Sunday, December 7, 2008

I hate Exams....


Time of quiet reflection. I Love Being In Love. =) I love being happy. I know people would tink who do not like to be happy but please... there are many people who simply enjoy being miserable. Even when they claim all they want is to be happy. But they keep putting themself in situations which makes them miserable. Somehow I tink they enjoy it, so they things to whine about and complain about.
I realised I have crying a lot recently. And no, not because I quarrelled with Kenneth and certainly not because of my exams... even though I really feel like crying when I tink of my exams... ARGG
The reason for me tearing so much recently is the terrorist attack on Mumbai that claimed the life of Ms Lo Hwei Yen. She was beautiful, smart, fun, capable and successful. Most of all she had a man who loved her dearly.
It was heartbreaking to read about her husband talking about her. It was sooo heartwrenching. It made me tear more than once.
He said: “Everything I did, I did for her. My whole life revolved around her and she truly was the meaning of my life.”
The part that made me cry was when he said that he did not even want her to get wet. Awww..
Came across the blog of the gf, whose bf passed away during training in NS. Super sad too.... So cruel, so unfair. Hope she will get better with each day. Time truly heals all wounds, I would know. Its tested and proven. might take a longer time instead.

Love is such a beautiful thing. Bringing 2 strangers together and sharing each other's life. Takes a lot of hard work but I guess at the end of the day it would be all worth it.
Having someone to love me so so much have made me very happy. Giving in to my every whine. Being patient at my unreasonable tempers and demands.
Seeing or rather reading bout people losing their loved ones, is really very sad and I cannot imagine losing a dearly loved one. Its too scary to even think about it.
I feel that it is important to live each day happily, and not let any little thing get in the way. Any arguments and quarrels have to be settled or solved quickly and not go to bed angry. Life is so unexpected and never know what will happen..... I want every memory to be beautiful.

I know im babling without making much sense. thoughts are too random to put them together.

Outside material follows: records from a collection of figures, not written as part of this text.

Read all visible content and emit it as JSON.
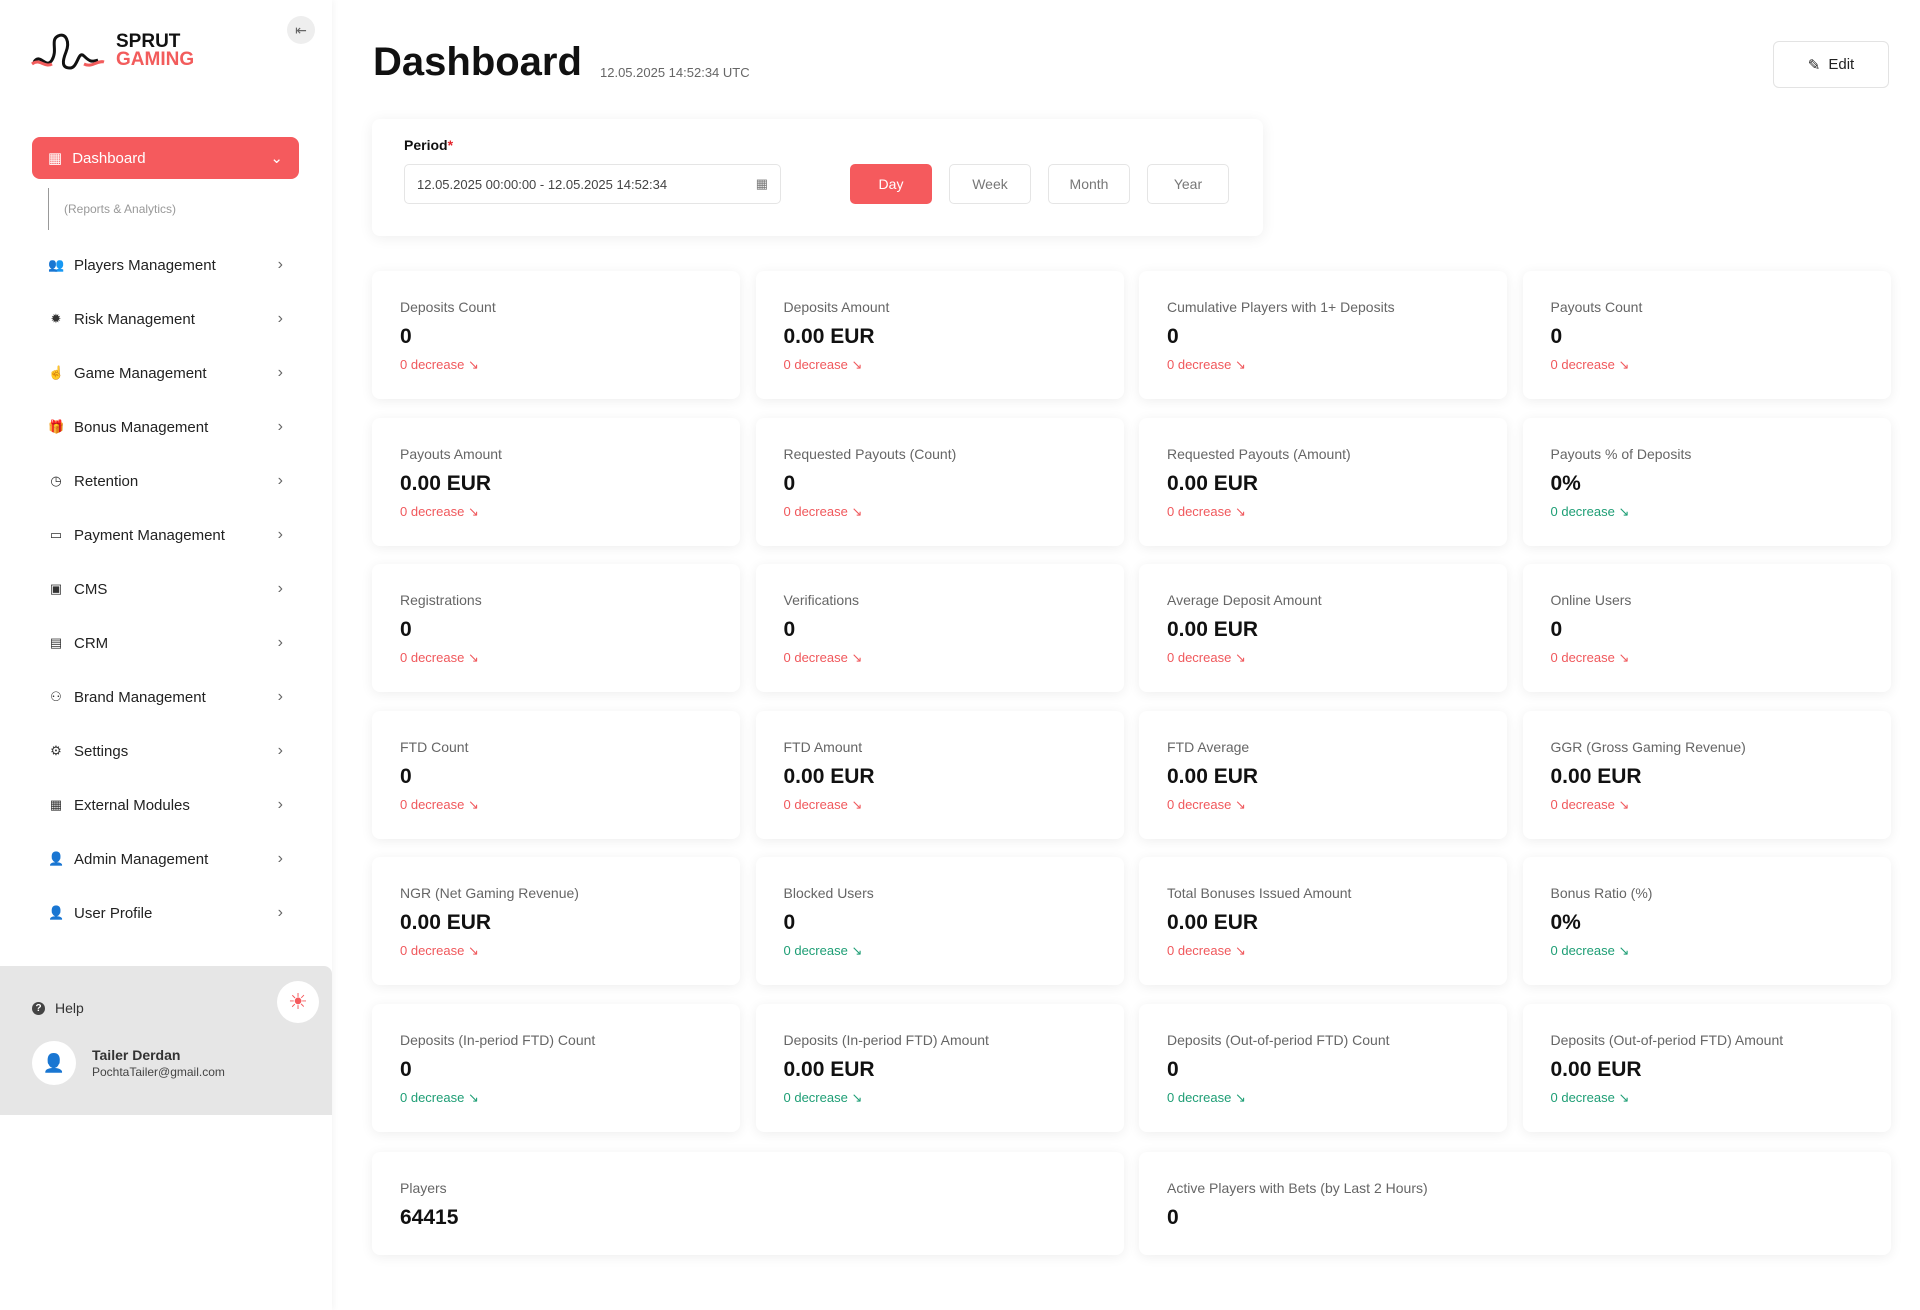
{
  "brand": {
    "line1": "SPRUT",
    "line2": "GAMING"
  },
  "sidebar": {
    "active": {
      "label": "Dashboard",
      "sub": "(Reports & Analytics)"
    },
    "items": [
      {
        "label": "Players Management",
        "icon": "users-icon",
        "g": "👥"
      },
      {
        "label": "Risk Management",
        "icon": "virus-icon",
        "g": "✹"
      },
      {
        "label": "Game Management",
        "icon": "hand-pointer-icon",
        "g": "☝"
      },
      {
        "label": "Bonus Management",
        "icon": "gift-icon",
        "g": "🎁"
      },
      {
        "label": "Retention",
        "icon": "clock-icon",
        "g": "◷"
      },
      {
        "label": "Payment Management",
        "icon": "credit-card-icon",
        "g": "▭"
      },
      {
        "label": "CMS",
        "icon": "cms-icon",
        "g": "▣"
      },
      {
        "label": "CRM",
        "icon": "clipboard-icon",
        "g": "▤"
      },
      {
        "label": "Brand Management",
        "icon": "brand-icon",
        "g": "⚇"
      },
      {
        "label": "Settings",
        "icon": "gears-icon",
        "g": "⚙"
      },
      {
        "label": "External Modules",
        "icon": "grid-icon",
        "g": "▦"
      },
      {
        "label": "Admin Management",
        "icon": "user-gear-icon",
        "g": "👤"
      },
      {
        "label": "User Profile",
        "icon": "user-icon",
        "g": "👤"
      }
    ],
    "help": "Help",
    "user": {
      "name": "Tailer Derdan",
      "email": "PochtaTailer@gmail.com"
    }
  },
  "header": {
    "title": "Dashboard",
    "timestamp": "12.05.2025 14:52:34 UTC",
    "edit": "Edit"
  },
  "period": {
    "label": "Period",
    "required": "*",
    "value": "12.05.2025 00:00:00 - 12.05.2025 14:52:34",
    "buttons": [
      "Day",
      "Week",
      "Month",
      "Year"
    ],
    "active": "Day"
  },
  "colors": {
    "accent": "#f55a5d",
    "decrease_red": "#f0585c",
    "decrease_green": "#1e9e75"
  },
  "cards": [
    {
      "label": "Deposits Count",
      "value": "0",
      "trend": "0 decrease",
      "tone": "red"
    },
    {
      "label": "Deposits Amount",
      "value": "0.00 EUR",
      "trend": "0 decrease",
      "tone": "red"
    },
    {
      "label": "Cumulative Players with 1+ Deposits",
      "value": "0",
      "trend": "0 decrease",
      "tone": "red"
    },
    {
      "label": "Payouts Count",
      "value": "0",
      "trend": "0 decrease",
      "tone": "red"
    },
    {
      "label": "Payouts Amount",
      "value": "0.00 EUR",
      "trend": "0 decrease",
      "tone": "red"
    },
    {
      "label": "Requested Payouts (Count)",
      "value": "0",
      "trend": "0 decrease",
      "tone": "red"
    },
    {
      "label": "Requested Payouts (Amount)",
      "value": "0.00 EUR",
      "trend": "0 decrease",
      "tone": "red"
    },
    {
      "label": "Payouts % of Deposits",
      "value": "0%",
      "trend": "0 decrease",
      "tone": "green"
    },
    {
      "label": "Registrations",
      "value": "0",
      "trend": "0 decrease",
      "tone": "red"
    },
    {
      "label": "Verifications",
      "value": "0",
      "trend": "0 decrease",
      "tone": "red"
    },
    {
      "label": "Average Deposit Amount",
      "value": "0.00 EUR",
      "trend": "0 decrease",
      "tone": "red"
    },
    {
      "label": "Online Users",
      "value": "0",
      "trend": "0 decrease",
      "tone": "red"
    },
    {
      "label": "FTD Count",
      "value": "0",
      "trend": "0 decrease",
      "tone": "red"
    },
    {
      "label": "FTD Amount",
      "value": "0.00 EUR",
      "trend": "0 decrease",
      "tone": "red"
    },
    {
      "label": "FTD Average",
      "value": "0.00 EUR",
      "trend": "0 decrease",
      "tone": "red"
    },
    {
      "label": "GGR (Gross Gaming Revenue)",
      "value": "0.00 EUR",
      "trend": "0 decrease",
      "tone": "red"
    },
    {
      "label": "NGR (Net Gaming Revenue)",
      "value": "0.00 EUR",
      "trend": "0 decrease",
      "tone": "red"
    },
    {
      "label": "Blocked Users",
      "value": "0",
      "trend": "0 decrease",
      "tone": "green"
    },
    {
      "label": "Total Bonuses Issued Amount",
      "value": "0.00 EUR",
      "trend": "0 decrease",
      "tone": "red"
    },
    {
      "label": "Bonus Ratio (%)",
      "value": "0%",
      "trend": "0 decrease",
      "tone": "green"
    },
    {
      "label": "Deposits (In-period FTD) Count",
      "value": "0",
      "trend": "0 decrease",
      "tone": "green"
    },
    {
      "label": "Deposits (In-period FTD) Amount",
      "value": "0.00 EUR",
      "trend": "0 decrease",
      "tone": "green"
    },
    {
      "label": "Deposits (Out-of-period FTD) Count",
      "value": "0",
      "trend": "0 decrease",
      "tone": "green"
    },
    {
      "label": "Deposits (Out-of-period FTD) Amount",
      "value": "0.00 EUR",
      "trend": "0 decrease",
      "tone": "green"
    }
  ],
  "wide_cards": [
    {
      "label": "Players",
      "value": "64415"
    },
    {
      "label": "Active Players with Bets (by Last 2 Hours)",
      "value": "0"
    }
  ]
}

Anyways, its been a torturous, lazy Sunday for me. Napping, eating, snacking, reading, reading, reading, snacking, napping.... vicious cycle. I hate it~!!!!!!!!!!!!!! I hate studying. I so wanna quit.
Oh man, I cant wait, i cant wait, i cant wait. I can't wait for Friday nite. Where I meet my worst nightmare for the month, IMC Paper and also the joy at 9pm.
I can do it. I can do it.
JIU WO~
Im so sleepy already and I need to go out later for Shawn's Bday.... Yawnz.